There is an odd paradox when you stroll through the maintenance hangar at a facility like Utah’s Hill Air Force Base. The aircraft have a futuristic appearance. It appears to be the future, with the F-35s parked in their bays, the panels open, and the technicians wearing flight suits holding tablets. However, up until recently, the paperwork looked a lot like the past. clipboards. notes written by hand. Decades’ worth of maintenance logs, written by retired airmen. The AI story quietly starts with that mess of handwritten history.
Since 2017, C3 AI has collaborated with the Air Force’s Rapid Sustainment Office on a platform known as PANDA, or Predictive Analytics and Decision Assistant. It sounds like a PowerPoint slide, and it most likely began that way. However, the function is actually helpful. From contemporary sensor telemetry on an F-35 to the natural language processing of those faded handwritten notes on older airframes, PANDA consumes both structured and unstructured data in an attempt to provide an answer to a single question that has plagued fleet operators throughout history: when is this thing going to break?

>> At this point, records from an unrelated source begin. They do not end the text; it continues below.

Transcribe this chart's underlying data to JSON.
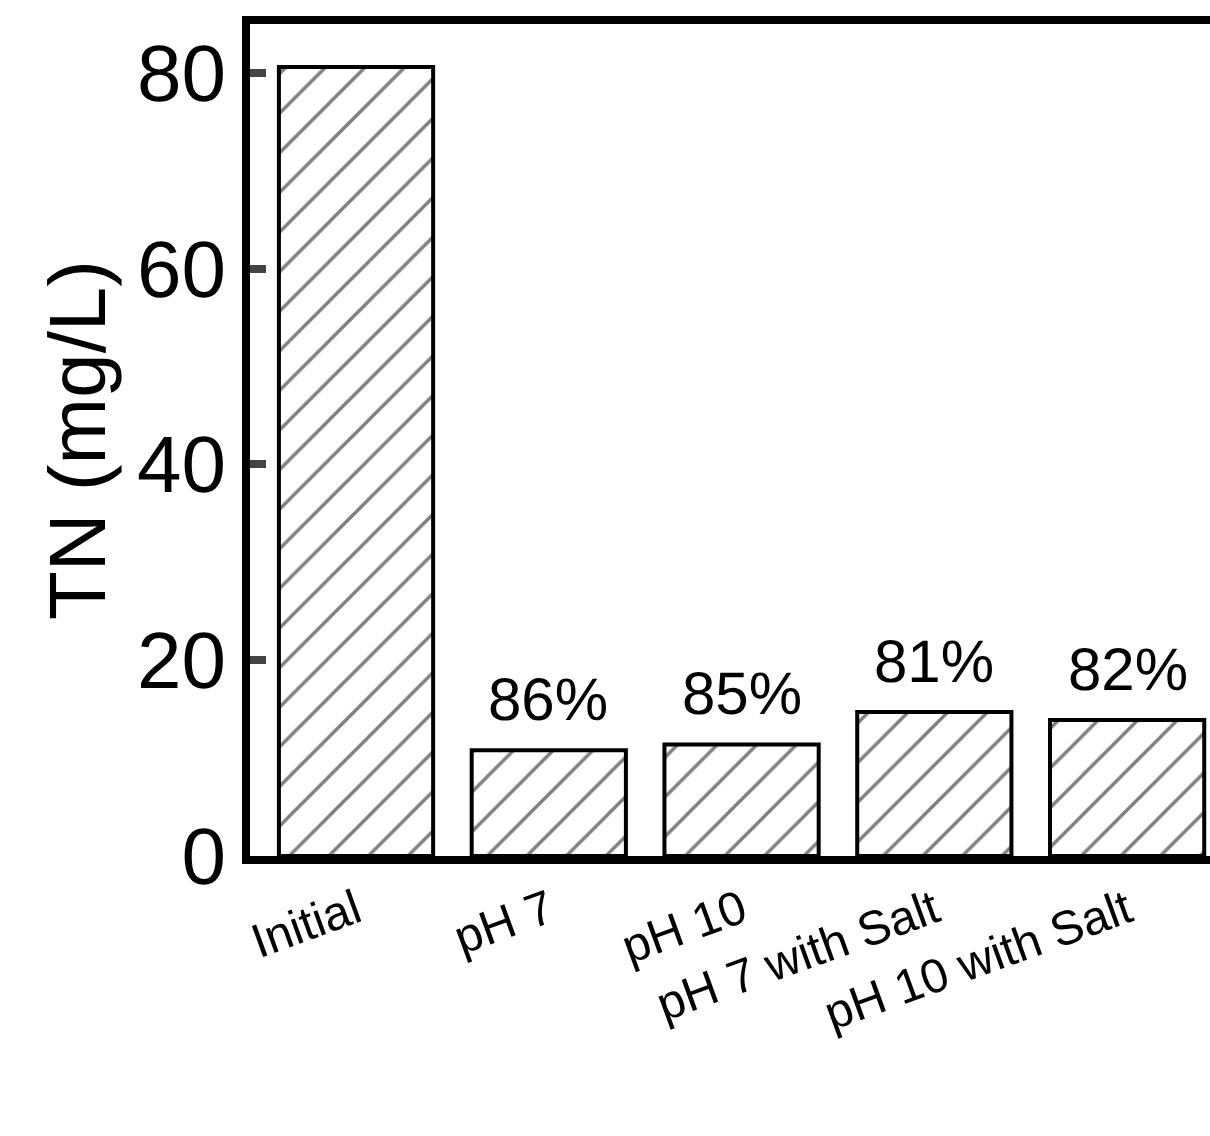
{
  "chart_data": {
    "type": "bar",
    "ylabel": "TN (mg/L)",
    "categories": [
      "Initial",
      "pH 7",
      "pH 10",
      "pH 7 with Salt",
      "pH 10 with Salt"
    ],
    "values": [
      80.6,
      10.8,
      11.4,
      14.7,
      13.9
    ],
    "annotations": [
      {
        "text": "86%",
        "x": "pH 7",
        "y": 10.8
      },
      {
        "text": "85%",
        "x": "pH 10",
        "y": 11.4
      },
      {
        "text": "81%",
        "x": "pH 7 with Salt",
        "y": 14.7
      },
      {
        "text": "82%",
        "x": "pH 10 with Salt",
        "y": 13.9
      }
    ],
    "ylim": [
      0,
      85
    ],
    "yticks": [
      0,
      20,
      40,
      60,
      80
    ]
  }
}
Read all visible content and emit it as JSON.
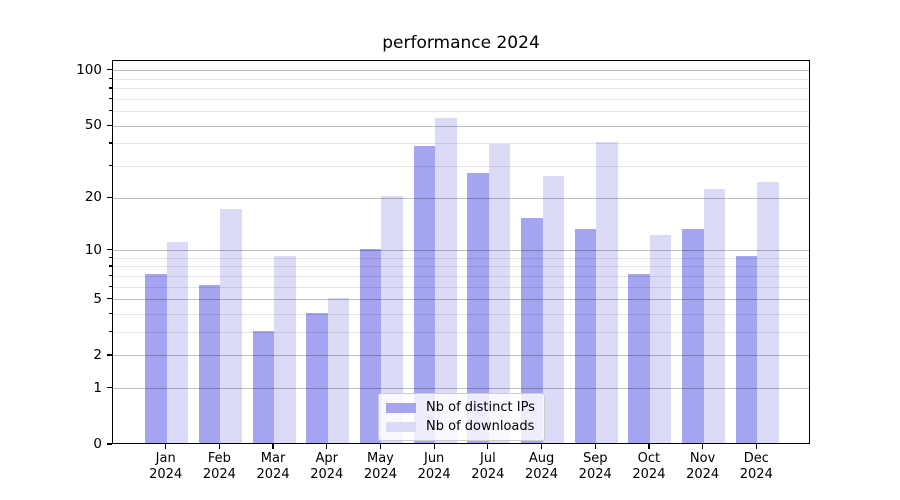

PANDA became the Air Force’s official system of record for predictive maintenance in 2023. Although it’s a bureaucratic title, it’s important. It indicates that the program is no longer in pilot status. It is a backbone. One of the officers in charge of the project, Lt. Col. Michael Lasher, has publicly discussed the enormous amount of data involved, including millions of maintenance and supply records, years’ worth of jet telemetry, and sensor streams that are practically impossible for a human team to analyze. It’s not that the AI is more intelligent than a mechanic. The idea is that a mechanic cannot even see all of the data.
Investors are beginning to take an interest in the financial narrative that lies beneath this. According to C3 AI, which had a difficult few years as a publicly traded company, the DOD could save up to $5 billion a year if predictive maintenance were fully implemented. It’s a significant number even if the actual amount is only half of that. Organizations using AI-based predictive maintenance report downtime reductions of 35 to 45 percent and maintenance cost savings of 10 to 25 percent, according to more general industry data. These percentages translate into jets flying rather than sitting for the Pentagon.
The way this is subtly changing contractor margins is intriguing. With a backlog of almost $190 billion, GE Aerospace has turned to digital twins and AI-driven engine diagnostics. The major players, including Raytheon, L3Harris, and Lockheed, have integrated predictive analytics into their platforms. It’s possible that the legacy defense companies who can incorporate these features into the systems they already sell will end up being the true long-term winners rather than the flashy AI names. When service revenue becomes recurring, margins increase, and predictive maintenance is fundamentally a uniform-wearing recurring-revenue engine.
As this develops, there’s a sense that the Pentagon has stumbled into something remarkably useful. The majority of defense AI discussions quickly veer into cyber, autonomous vehicles, and drones. This one is more modest. It’s about getting a jet through one more flight before something breaks. Years ago, the Defense Innovation Unit identified the cost savings. Similar programs for helicopters have been developed by the Joint AI Center. Army aviation, the Navy, and the Marines have all been called in.
It’s still unclear if the entire $5 billion will come to pass. Between fiscal years, government initiatives tend to lose steam. However, the course has been decided. Jets who were accustomed to waiting for failure are gradually learning to raise their hands before it occurs.